I hate that niece. I hate my other niece, her sister. I also hate Corina for having them, for foisting them on me as if they were going to be normal nieces. They were not. They are not, and as such my nights, my days, my twilights, all are haunted. They are the shadows of the Furies, the Erinyes, and they are worse than blood. Their snarls and nips cannot be healed. Eventually, they can begin to ooze.

So does Corina qualify as my sister? My mother always said so, but I never could convince myself she didn’t see me as one of her daughters. Twenty years’ difference in ages? She was like the older mother to whom I had come later in life. At least I got to see Corina somewhat frequently, for a few years. Then she moved far away. She wrote to me a lot, though. More mother than sister, but still.

Not sisters, not really. We weren’t really sisters. People told us we were. We were also Furies, but the took a while.

The next sister or pseudo-sister is Laksmi, who never showed her face to me while she was alive, except on three occasions. Suffice it to say the first time she was ‘just some lady’ and we weren’t introduced.
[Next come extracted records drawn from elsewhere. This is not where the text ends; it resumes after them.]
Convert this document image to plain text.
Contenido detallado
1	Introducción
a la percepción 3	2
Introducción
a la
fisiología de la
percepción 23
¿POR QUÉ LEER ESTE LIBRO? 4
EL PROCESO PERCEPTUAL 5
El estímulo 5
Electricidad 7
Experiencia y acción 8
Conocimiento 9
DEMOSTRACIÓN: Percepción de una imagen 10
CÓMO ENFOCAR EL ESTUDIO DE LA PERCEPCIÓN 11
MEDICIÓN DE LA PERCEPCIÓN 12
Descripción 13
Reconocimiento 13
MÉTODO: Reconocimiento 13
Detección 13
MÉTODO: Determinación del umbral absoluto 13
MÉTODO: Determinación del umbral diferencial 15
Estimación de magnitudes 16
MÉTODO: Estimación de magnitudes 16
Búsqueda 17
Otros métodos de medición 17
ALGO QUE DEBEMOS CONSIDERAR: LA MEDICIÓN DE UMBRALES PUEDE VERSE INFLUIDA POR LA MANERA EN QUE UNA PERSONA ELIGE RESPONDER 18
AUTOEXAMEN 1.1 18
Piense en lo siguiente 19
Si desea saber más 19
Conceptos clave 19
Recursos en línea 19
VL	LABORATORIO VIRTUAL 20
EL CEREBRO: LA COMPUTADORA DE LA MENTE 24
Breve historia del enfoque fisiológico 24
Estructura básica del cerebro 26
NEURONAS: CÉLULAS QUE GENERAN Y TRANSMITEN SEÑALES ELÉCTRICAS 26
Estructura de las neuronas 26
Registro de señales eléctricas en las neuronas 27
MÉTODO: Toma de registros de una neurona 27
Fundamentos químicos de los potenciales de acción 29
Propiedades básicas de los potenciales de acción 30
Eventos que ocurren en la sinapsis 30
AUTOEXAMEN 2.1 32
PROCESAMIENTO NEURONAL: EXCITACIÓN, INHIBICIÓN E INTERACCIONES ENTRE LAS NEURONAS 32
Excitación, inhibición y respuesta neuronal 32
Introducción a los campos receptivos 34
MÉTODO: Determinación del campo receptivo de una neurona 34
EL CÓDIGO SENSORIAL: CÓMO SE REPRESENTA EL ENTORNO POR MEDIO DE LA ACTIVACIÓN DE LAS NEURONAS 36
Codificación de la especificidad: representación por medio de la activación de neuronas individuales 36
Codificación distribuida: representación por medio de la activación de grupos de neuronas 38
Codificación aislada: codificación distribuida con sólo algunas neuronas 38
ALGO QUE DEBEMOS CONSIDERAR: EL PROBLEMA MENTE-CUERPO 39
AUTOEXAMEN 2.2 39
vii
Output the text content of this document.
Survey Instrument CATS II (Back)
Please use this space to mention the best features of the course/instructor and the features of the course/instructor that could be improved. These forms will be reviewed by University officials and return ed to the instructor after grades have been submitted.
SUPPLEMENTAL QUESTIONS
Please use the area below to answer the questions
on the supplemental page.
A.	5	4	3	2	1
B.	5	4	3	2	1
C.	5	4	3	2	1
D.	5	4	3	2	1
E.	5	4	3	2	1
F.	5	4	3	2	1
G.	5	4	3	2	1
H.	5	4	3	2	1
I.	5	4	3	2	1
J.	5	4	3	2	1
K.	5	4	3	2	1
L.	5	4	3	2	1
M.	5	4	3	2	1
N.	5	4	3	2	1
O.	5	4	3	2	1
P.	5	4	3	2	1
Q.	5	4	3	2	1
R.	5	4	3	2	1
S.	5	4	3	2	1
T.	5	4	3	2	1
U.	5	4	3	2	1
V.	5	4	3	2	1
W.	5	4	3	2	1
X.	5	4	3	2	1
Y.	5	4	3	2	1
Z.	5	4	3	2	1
She was nobody, although my sharp auditive capacity picked up the name Ruth. A common name in our mother’s family.

So, yes, Ruth was my non-sister. We met again during visiting hours. I tried so hard to talk to her, but only saw gray marble inside her. I have never seen a photo of her, so cannot describe the woman fourteen or maybe sixteen years my senior. Birthday unknown to me. Secret sister. I am furious at you for keeping your secret, at Clorina too, and at our mother for letting you leave my life before I was born. You see, I had to live as an only child, unable to claim my sisters, who had known each other.

But the last time I saw her, which was the third time, Ruth and I looked into opposite pairs of eyes that were the same. At noses of same size and shape, at our mother. The one a few steps away, in her coffin.

Ruth, I am angry that you never wanted to talk to me like I had wanted to talk to you. About something, perhaps. Or nothings. You should have come to find me, but I meant nothing. We were not sisters. Our mother never knew that. In her head, she had three daughters, one never mentioned and two really too far apart to be siblings. Plus, when Clorina came home, abandoned by her hateful daughters my nieces, the pain that wracked her body had transformed her into a mummy on heroin or morphine. Skin made of parchment made of death.

Trying to mourn a mother-sister who had never defined herself in the world was not easy. It was our mother’s mourning, but she deserved to be accompanied.

The above hasn’t been the entire story and I think it was still sufficient for you to comprehend why the nomenclature of Sisters didn’t ever fit us. We resented not being able to live up to the myths and could only identify with the rage we felt at not loving each other or knowing each other as sisters should.

Seeing that I am the only one of the three left, it may be up to me to establish our legacy. If I proclaim that we are the Erinyes, the Fates, then I will need to continue my furious journey until the end, which is near. My daughter, Ardora, might be able to take up the torch. That I cannot predict. She does have quite a mouth and quite a temper…

If, on the other hand, I am able to rework our image, the image of The Three That Weren’t, the non-sisters, I can put aside the Furies classification. I never wanted to walk around gritting my teeth, lashing out at everybody physically and verbally, doing harm. If I redefine the three of as as Moirai or Fates, then I will be the only Fate remaining. My two (much) older sisters have left me to do the dirty work, which means I have to snip everybody’s thread of life. When I am not at all the violent sort. Plus, I am in complete control now, no competition.

I hate my sisters! Where are they when I need them?